I have a HTML-form and want the output of it inserted in my (local) mysql. However, after it succeeded once, it suddenly doesnt work anymore when I submit the form and I havent changed the code. Now I just see a blank page with the Post-request in Network tab. How does it come nothing is inserted anymore?

script.php:

<?php
$postdata = file_get_contents("php://input");
$link = mysqli_connect("127.0.0.1", "root", "", "izandb");

if(isset($_POST['submit'])) {
$klas = $_POST['klasDown'];
$naam = $_POST['naamTxt'];

$stmt = $link->prepare('INSERT INTO resultaten (Klas, Naam, Percentages, 
Antwoorden)  VALUES (?, ?, ?, ?)');
$stmt->bind_param('ssss', $klas, $naam, $klas, $klas);
$stmt->execute();
echo "Insertion succeed";
} else {
echo "Insertion not succeed";
}
?>

html form:

<form id="myForm" method="post" action="script.php">
Volledige naam: <input name="naamTxt" type="text" maxlength="512" id="naamTxt" 
 class="searchField"/> <br>
 Klas: <select name="klasDown">
  <option value="H4A" selected="selected">H4A</option>
  <option value="H4B" >H4B</option>
  <option value="H4C">H4C</option>
  <option value="H4C">H4D</option>
  <option value="H4C">V4A</option>
  <option value="H4C">V4B</option>
  <option value="H4C">V4C</option>
  <option value="H4C">V4D</option>

</select> 
</div>


<div class="row">
<div class="col-4">1. Ik ben spontaan. </div>
<div class="col text-center"><input type="radio" name="v1" id="v1_1" 
value="Helemaal mee oneens"></div>
<div class="col text-center"><input type="radio" name="v1" id="v1_2" 
value="Deels oneens"></div> 
<div class="col text-center"><input type="radio" name="v1" id="v1_3" 
value="Neutraal"></div> 
<div class="col text-center"><input type="radio" name="v1" id="v1_4" 
value="Deels mee eens"></div> 
<div class="col text-center"><input type="radio" name="v1" id="v1_5" 
value="Helemaal mee eens"></div>
</div>

<br> <input type="submit" name="submit" value="submit" onsubmit="bereken()"></input>

Answer 1

Please make sure to close the in your code.
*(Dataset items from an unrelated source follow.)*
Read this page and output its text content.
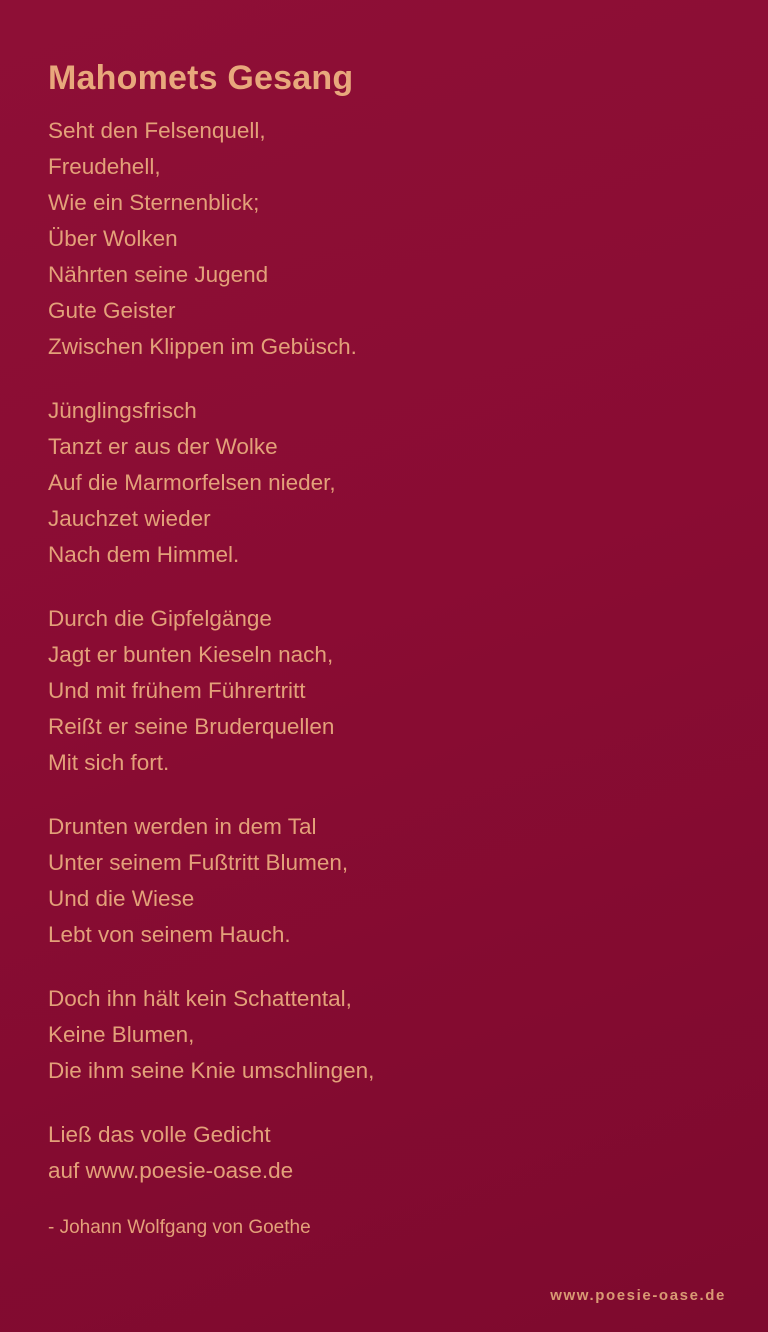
Mahomets Gesang
Seht den Felsenquell,
Freudehell,
Wie ein Sternenblick;
Über Wolken
Nährten seine Jugend
Gute Geister
Zwischen Klippen im Gebüsch.
Jünglingsfrisch
Tanzt er aus der Wolke
Auf die Marmorfelsen nieder,
Jauchzet wieder
Nach dem Himmel.
Durch die Gipfelgänge
Jagt er bunten Kieseln nach,
Und mit frühem Führertritt
Reißt er seine Bruderquellen
Mit sich fort.
Drunten werden in dem Tal
Unter seinem Fußtritt Blumen,
Und die Wiese
Lebt von seinem Hauch.
Doch ihn hält kein Schattental,
Keine Blumen,
Die ihm seine Knie umschlingen,
Ließ das volle Gedicht
auf www.poesie-oase.de
- Johann Wolfgang von Goethe
www.poesie-oase.de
    if (mysqli_connect_errno()) {
    printf("Connect failed: %s\n", mysqli_connect_error());
    exit();
   }
   echo "<pre>";
   print_r($_POST);

insert this code and find the error

Answer 2

Okay, so after talking to you and reproducing the scenario, I was able to modify the script a bit and come up with something which worked fine for me.

<?php
$postdata = file_get_contents("php://input");

mysqli_report(MYSQLI_REPORT_ALL);

try
{
    $link = new mysqli( 'localhost', 'test_account', 'test_password', 'database');
}
catch(Exception $e)
{
    echo 'Error: ' . $e->getMessage();
}


if(isset($_POST['submit'])) {
    $klas = $_POST['klasDown'];
    $naam = $_POST['naamTxt'];

    $query = 'INSERT INTO resultaten (Klas, Naam, Percentages, Antwoorden)  VALUES (?, ?, ?, ?)';

    if ($stmt = $link->prepare( $query ))
    {
        $stmt->bind_param('ssss', $klas, $naam, $klas, $klas);
        $stmt->execute();
        $stmt->close();
        echo "Insertion succeed";
    } else {
        echo "Insertion not succeed";
    }
}
?>